Given the recent improvement in the UK economy, the Bank of England could well be in danger of losing credibility if it continues to repeat the line that the recent economic data doesn't support the increase in market rates, particularly if Q3 turns out to be even better than Q2.
There is a worry that Q4 could well be the weakest quarter this year
given that we are likely to see energy price rises while we could also see some slowdown in consumer spending in the lead-up to Christmas after the this year's sun induced summer splurge, as more people stayed at home for their holidays.
The Bank of England has cited its knock-outs and there is some evidence that one or other of those could well be triggered well before 2016. It was certainly one of the factors behind Martin Weale's dissent at the last meeting, as he feared that the guidance was set too far out.
The next ILO unemployment numbers are due out on the 11th September
and given the fall seen in the June numbers to 7.4%, there is a good chance that a similar 7.4% reading for July will bring the overall three month unemployment level down to 7.6% from 7.8%.
If we do get a welcome reduction to 7.6%, then we would only be 0.6% away from the threshold of 7% cited for 2016.

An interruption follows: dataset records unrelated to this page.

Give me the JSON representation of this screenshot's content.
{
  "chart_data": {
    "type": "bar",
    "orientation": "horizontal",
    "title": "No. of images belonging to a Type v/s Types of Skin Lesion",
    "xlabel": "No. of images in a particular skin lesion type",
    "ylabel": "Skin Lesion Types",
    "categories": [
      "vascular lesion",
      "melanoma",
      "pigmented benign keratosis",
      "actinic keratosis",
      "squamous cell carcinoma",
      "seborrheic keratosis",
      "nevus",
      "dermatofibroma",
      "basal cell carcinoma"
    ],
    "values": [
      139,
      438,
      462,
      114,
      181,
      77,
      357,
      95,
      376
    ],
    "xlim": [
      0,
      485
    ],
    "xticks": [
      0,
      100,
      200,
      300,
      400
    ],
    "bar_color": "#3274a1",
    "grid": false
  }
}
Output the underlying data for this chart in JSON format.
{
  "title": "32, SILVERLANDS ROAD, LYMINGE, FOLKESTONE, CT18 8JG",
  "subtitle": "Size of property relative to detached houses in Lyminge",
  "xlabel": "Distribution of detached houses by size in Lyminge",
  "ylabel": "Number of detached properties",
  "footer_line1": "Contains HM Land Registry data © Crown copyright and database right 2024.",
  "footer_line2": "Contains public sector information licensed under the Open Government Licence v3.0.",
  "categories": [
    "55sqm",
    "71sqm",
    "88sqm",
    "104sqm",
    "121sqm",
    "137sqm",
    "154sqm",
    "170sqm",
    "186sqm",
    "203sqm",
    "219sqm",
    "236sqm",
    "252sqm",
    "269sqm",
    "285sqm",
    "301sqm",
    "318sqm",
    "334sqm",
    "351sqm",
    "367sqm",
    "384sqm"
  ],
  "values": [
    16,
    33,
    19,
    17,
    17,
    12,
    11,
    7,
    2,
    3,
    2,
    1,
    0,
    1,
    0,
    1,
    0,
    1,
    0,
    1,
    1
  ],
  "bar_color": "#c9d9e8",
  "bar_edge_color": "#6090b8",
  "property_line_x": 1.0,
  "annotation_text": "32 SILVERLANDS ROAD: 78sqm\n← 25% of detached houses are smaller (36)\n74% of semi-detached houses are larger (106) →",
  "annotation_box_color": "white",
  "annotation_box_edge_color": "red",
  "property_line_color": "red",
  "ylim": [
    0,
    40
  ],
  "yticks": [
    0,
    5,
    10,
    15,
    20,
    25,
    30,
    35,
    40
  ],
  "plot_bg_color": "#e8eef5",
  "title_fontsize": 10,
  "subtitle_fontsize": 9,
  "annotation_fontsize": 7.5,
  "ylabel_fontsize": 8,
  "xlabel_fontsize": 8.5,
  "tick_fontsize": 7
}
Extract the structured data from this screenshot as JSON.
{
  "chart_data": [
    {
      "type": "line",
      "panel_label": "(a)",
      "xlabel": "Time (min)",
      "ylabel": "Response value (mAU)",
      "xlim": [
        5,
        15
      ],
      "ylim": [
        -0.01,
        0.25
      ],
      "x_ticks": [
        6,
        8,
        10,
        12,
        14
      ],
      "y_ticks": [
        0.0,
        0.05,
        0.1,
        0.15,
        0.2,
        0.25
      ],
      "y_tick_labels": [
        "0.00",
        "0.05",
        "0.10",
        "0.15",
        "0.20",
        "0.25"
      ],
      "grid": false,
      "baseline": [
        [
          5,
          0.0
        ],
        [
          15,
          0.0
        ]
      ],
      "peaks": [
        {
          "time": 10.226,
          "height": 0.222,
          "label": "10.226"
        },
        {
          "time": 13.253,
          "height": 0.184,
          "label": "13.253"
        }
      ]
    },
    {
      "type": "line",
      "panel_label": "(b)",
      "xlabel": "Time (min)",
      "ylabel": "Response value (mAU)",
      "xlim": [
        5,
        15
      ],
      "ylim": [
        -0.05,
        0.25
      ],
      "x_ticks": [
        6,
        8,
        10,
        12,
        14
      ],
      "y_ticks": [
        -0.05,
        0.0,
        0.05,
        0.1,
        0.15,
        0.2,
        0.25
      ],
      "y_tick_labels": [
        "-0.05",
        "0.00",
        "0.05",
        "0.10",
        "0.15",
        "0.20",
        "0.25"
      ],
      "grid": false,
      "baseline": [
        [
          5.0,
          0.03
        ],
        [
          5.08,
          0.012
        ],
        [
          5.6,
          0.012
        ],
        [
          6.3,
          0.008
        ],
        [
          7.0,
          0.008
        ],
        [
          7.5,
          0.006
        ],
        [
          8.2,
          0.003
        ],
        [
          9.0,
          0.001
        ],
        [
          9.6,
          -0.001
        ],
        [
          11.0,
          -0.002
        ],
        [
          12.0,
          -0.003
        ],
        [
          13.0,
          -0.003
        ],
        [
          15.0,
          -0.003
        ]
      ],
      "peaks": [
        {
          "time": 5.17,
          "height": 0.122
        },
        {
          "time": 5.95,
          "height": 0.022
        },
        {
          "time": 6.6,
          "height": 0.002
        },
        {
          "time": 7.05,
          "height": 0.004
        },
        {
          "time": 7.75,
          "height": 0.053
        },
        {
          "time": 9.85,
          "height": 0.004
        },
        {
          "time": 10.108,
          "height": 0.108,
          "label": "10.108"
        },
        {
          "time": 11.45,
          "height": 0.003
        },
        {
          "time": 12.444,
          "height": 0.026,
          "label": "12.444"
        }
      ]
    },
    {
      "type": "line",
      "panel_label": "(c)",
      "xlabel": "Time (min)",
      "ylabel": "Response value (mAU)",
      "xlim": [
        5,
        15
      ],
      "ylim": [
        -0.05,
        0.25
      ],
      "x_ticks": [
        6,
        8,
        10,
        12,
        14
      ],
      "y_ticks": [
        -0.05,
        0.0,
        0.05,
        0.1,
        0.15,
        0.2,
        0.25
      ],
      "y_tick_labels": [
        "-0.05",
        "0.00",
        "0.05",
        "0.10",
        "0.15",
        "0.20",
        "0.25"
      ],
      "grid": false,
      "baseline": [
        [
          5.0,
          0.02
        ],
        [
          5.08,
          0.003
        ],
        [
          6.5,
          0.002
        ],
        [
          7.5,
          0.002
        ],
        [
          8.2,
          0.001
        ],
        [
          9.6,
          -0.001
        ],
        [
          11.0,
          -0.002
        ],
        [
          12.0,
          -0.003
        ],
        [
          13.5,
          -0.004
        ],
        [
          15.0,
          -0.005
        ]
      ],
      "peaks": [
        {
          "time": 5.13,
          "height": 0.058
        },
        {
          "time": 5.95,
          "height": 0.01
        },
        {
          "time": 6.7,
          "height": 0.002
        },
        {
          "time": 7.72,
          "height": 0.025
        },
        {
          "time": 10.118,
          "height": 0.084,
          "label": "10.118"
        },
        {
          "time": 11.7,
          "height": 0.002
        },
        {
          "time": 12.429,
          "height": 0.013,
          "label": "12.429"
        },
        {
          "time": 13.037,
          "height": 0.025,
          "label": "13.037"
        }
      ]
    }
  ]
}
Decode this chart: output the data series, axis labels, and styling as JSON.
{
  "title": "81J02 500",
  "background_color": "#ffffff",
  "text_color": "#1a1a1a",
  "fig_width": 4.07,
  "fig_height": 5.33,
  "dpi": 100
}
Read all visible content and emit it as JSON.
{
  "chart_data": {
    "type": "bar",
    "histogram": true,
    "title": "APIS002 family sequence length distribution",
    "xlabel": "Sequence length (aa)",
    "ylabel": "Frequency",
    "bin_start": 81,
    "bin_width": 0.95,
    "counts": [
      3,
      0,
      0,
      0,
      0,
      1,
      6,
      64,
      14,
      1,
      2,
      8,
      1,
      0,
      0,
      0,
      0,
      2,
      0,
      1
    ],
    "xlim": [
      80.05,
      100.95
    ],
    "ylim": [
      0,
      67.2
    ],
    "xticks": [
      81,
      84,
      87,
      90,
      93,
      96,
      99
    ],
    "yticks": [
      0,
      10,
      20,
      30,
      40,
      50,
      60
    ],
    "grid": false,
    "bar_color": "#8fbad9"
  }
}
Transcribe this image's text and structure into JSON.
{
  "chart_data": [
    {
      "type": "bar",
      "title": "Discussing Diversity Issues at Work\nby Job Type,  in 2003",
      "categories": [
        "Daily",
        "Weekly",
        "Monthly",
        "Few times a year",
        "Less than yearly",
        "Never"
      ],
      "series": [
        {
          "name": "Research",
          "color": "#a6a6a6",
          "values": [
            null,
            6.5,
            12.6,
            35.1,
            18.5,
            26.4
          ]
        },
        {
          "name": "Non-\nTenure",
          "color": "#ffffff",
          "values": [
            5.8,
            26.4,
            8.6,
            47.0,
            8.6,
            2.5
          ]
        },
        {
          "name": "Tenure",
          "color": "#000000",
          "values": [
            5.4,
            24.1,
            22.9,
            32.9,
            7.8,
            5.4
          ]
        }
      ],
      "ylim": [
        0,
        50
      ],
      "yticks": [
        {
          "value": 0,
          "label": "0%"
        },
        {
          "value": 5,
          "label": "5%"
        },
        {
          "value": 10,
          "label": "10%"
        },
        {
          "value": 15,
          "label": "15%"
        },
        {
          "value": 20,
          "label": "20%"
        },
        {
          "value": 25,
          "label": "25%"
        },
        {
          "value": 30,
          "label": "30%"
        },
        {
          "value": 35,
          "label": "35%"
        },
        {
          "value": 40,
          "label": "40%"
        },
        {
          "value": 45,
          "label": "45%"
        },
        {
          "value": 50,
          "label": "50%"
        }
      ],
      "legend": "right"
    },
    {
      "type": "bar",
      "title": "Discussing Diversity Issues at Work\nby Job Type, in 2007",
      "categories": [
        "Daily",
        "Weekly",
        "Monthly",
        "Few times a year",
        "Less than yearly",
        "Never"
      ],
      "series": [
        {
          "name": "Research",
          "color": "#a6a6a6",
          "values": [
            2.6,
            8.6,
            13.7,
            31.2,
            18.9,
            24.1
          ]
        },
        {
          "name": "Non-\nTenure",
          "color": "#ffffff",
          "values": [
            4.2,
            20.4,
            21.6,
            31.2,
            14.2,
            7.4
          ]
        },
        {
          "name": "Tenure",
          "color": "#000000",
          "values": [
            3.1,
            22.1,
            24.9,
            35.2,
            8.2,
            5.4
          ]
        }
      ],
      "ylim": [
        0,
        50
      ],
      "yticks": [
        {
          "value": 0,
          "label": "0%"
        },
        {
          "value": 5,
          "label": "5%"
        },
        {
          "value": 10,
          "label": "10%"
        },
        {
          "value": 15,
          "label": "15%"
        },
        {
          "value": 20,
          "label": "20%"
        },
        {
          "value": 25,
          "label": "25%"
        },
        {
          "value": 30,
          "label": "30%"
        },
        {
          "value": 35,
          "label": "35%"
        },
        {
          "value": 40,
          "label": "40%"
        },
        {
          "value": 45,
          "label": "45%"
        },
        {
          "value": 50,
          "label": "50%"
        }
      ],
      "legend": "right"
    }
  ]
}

We've already seen that the recent jobless claims data has been good and the recent PMI's surveys have also pointed to solid jobs growth across all sectors, which would suggest that another good number is likely for the August number.
We've also seen businesses report higher input prices and with the recent rise in oil prices as a result of the tension in the Middle East it appears unlikely that these will help in terms of a drop in inflationary pressure.
Whatever happens on Thursday with respect to the Bank of England
it is unlikely we will see any change in policy and given the current climate it would be a very dangerous policy indeed to weaken the pound at a time of elevated commodity prices, given the amount of oil raw materials the UK imports.
Who would have thought that an economic recovery could cause such problems for a central banker, however ultra-loose monetary policy is always a difficult thing to reverse
, something the Federal Reserve is starting to find out as it looks to time the slowdown of its asset purchase program.
On all levels the recovery in the UK economy is a good thing, but there remains a worry that the Bank of England is in danger of being a hostage to fortune with respect to its forward guidance policy, and in the process wait too long before using one of its knock-outs. The worry remains that the current recovery could store up more problems in the future given its reliance in some parts on government funded borrowing and cheap credit.